Os rapazes que já não são rapazes
Ontem almoçámos, rapazes que já não o são há muito. Fizemos juntos a quarta classe há sessenta e quatro anos, na altura o fim do ensino obrigatório. Fomos à Churrasqueira Típica, o local de comes e bebes, mais perto da Escola do Espirito Santo onde nos trataram bem e a bom preço, o que também é uma forma de amizade. Começámos às 12h30 e só nos levantámos cerca das 16h00. Comemos bem, bebemos melhor, e sobretudo falámos. Falámos muito, e sorrimos e rimos mais ainda.
Falámos de tudo menos das profissões que cada um seguiu. Isso quase nunca aparece, e quando aparece é de passagem, como quem menciona o tempo. Estiveram em cima da mesa as traquinices, as professoras, os episódios de uma “escola”, um ensino que já só existe em nós. Houve, estranhamente ou talvez não, um espaço mais demorado, mais grave, para o serviço militar, um de nós traz no corpo as marcas das malhas que o Império teceu. Por horas conseguiu-se o impossivel, falar de tudo inclusivé de politica, ter opiniões diferentes sem discutir, apontar erros passados e presentes, aceitar democraticamente as diferenças nacionais, e da mundial nada se disse porque creio que todos achamos que a politica mundial está entregue a outra espécie, aos bichos. Há uma origem comum que nos une, e ontem voltámos a ela de coração aberto. Durante algumas horas esquecemo-nos de que já somos mais os que contam ausências do que os que fazem planos.
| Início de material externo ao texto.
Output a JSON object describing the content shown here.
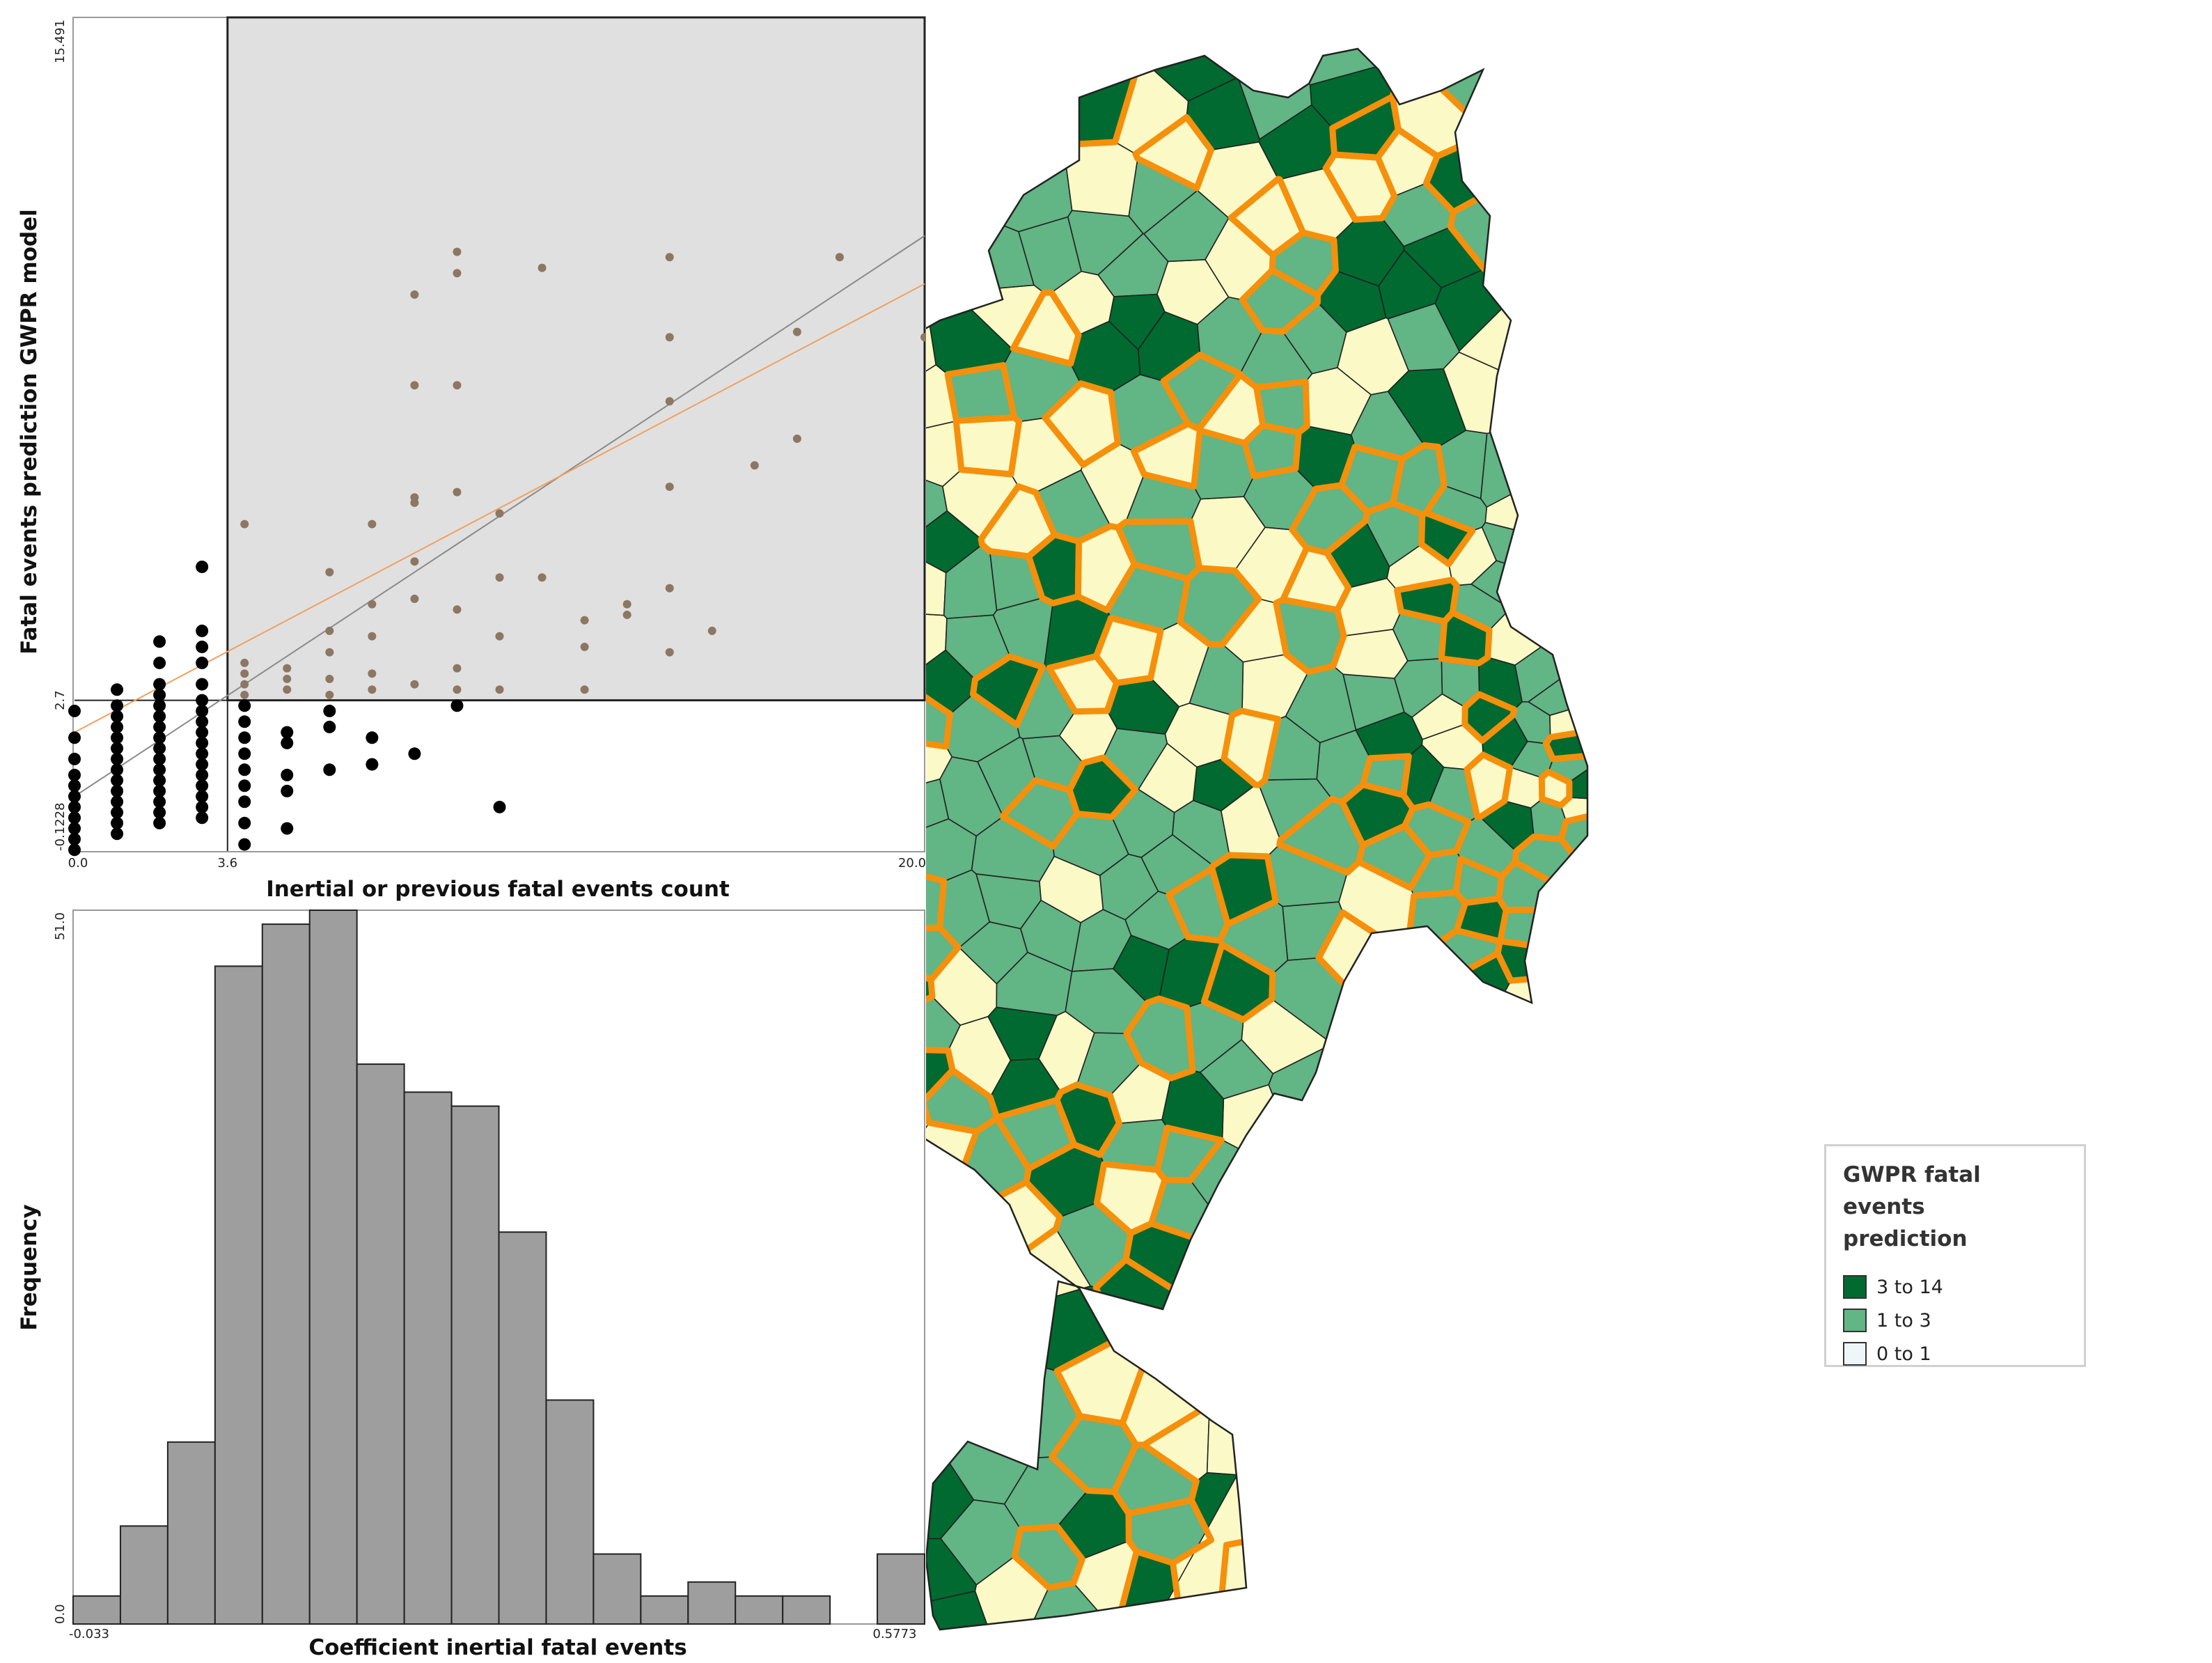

Há qualquer coisa de profundamente bom em sermos vistos, por um dia, não como o que somos agora, mas como os rapazes que fomos. Ninguém nos pede contas do que fizemos da vida. Conhecemo-nos desde a origem, e por isso as formalidades da vida adulta caem sozinhas. Não há máscaras a manter entre nós, só irmãos que a infância uniu e que o tempo não conseguiu separar.
Lembrámos os mortos, que já são muitos. Brindámos à professora, ao professor da sala ao lado e também a uma professora estagiária que era, imagine-se, a minha irmã mais velha.
No fundo, este almoço foi um hino à vida. Estarmos vivos, activos, ainda capazes de nos sentar à mesa uns com os outros, rir alto e contar as mesmas histórias, é já uma vitória. Ontem foi isso: uma festa da amizade, celebrada com vinho e memória, entre homens que um dia foram rapazes juntos e que continuam a sê-lo, sempre que se voltarem a encontrar.